Angesichts der Aufklärungsbroschüren für Teilnehmer an klinischen Studien, die mittlerweile viele Seiten lang sind, bringt Eberbach die gegenwärtige ärztliche Aufklärung wie folgt auf den Punkt: „Irreal sind die gesetzlichen Anforderungen und surreal ist ihre Erfüllung.“ Das Recht gehe von einem rationalen Menschen aus, dabei gehe es ab einem gewissen Punkt auch darum, ob man dem Arzt glaube, was er sagt – oder nicht. Eberbachs Fazit lautet: Die verlangte Komplexität könne nicht gelebt werden, aber sie werde geurteilt, „und das finde ich nicht fair“.

Limitierte Kompetenz

Beeindruckende Fortschritte in der Onkologie stellt auf dem Symposium Prof. Elke Jäger dar, die unter anderem den Ansatz beschreibt, individualisierte Immuntherapien mit Medikamenten zu kombinieren. Die Chefärztin der Klinik für Onkologie und Hämatologie des Krankenhauses Nordwest in Frankfurt a. M. betont aber auch, dass individualisierte Tumortherapien sehr komplex seien und die Kompetenz dafür noch limitiert. Es fehlten beispielsweise Strukturen, in denen die erforderliche Diagnostik in einem vertretbaren Zeitrahmen abbildbar sei.
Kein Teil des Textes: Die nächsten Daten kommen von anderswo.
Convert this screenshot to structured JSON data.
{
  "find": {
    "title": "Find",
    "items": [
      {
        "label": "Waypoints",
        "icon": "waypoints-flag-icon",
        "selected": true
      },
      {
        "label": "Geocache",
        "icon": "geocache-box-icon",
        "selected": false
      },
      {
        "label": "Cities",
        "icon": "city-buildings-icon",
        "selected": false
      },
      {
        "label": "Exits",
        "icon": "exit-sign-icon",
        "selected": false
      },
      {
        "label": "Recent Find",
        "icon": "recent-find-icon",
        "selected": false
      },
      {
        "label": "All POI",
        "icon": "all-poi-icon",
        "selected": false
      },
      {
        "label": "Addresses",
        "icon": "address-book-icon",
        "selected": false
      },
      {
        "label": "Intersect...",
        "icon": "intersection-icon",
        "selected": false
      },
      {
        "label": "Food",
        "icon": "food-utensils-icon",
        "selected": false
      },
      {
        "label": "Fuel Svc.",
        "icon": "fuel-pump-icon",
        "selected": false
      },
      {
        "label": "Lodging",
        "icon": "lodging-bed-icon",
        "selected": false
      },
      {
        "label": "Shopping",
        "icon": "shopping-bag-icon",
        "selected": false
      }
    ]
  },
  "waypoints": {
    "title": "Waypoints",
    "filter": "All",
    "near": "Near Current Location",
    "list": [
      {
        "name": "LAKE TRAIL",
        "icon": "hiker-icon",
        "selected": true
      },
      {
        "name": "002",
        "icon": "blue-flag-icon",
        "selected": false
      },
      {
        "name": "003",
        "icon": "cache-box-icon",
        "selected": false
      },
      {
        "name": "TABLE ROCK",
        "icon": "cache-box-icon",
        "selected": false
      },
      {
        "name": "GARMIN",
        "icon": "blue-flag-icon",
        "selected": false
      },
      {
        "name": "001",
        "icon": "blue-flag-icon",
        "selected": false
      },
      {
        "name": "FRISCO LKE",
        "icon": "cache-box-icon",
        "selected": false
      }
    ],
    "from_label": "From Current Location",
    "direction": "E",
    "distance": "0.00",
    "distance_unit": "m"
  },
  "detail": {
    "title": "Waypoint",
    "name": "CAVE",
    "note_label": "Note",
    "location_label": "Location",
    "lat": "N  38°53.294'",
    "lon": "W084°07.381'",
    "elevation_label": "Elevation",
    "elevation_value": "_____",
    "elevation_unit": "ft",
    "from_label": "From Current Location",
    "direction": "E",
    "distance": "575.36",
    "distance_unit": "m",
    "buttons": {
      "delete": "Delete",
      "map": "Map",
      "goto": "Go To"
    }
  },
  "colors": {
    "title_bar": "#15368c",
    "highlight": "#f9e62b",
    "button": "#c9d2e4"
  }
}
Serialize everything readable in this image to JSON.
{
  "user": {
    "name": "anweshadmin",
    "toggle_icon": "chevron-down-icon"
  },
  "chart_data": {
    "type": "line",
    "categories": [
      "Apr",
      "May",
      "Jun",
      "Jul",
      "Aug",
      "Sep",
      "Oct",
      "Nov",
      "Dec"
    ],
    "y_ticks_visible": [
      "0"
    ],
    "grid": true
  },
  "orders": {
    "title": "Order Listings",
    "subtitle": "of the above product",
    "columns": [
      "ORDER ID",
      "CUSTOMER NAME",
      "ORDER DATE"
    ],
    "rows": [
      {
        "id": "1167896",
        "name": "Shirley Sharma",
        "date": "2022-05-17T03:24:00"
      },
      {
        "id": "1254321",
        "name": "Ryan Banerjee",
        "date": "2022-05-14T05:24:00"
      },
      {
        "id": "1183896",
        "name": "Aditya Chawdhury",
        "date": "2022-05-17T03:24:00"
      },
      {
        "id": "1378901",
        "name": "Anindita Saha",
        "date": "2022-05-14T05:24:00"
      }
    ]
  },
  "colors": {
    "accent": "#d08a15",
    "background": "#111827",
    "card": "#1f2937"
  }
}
Ein weiteres Problem ist Jäger zufolge die derzeit noch geringe Evidenz der individualisierten Ansätze. Mit vielen dieser neuen Wege könne man keine Studien machen, es gebe keine homogene Patientenkollektive, sagt sie. Die Ärztin erläutert, dass es sich um „kleinste Subgruppen mit ganz besonderen Markerkonstellationen“ handele, bei denen die Pharmaindustrie die bisher üblichen Zulassungswege nicht mehr gehen könne – „weil man gar nicht genügend Patienten hat, die eine Studie füllen würden“.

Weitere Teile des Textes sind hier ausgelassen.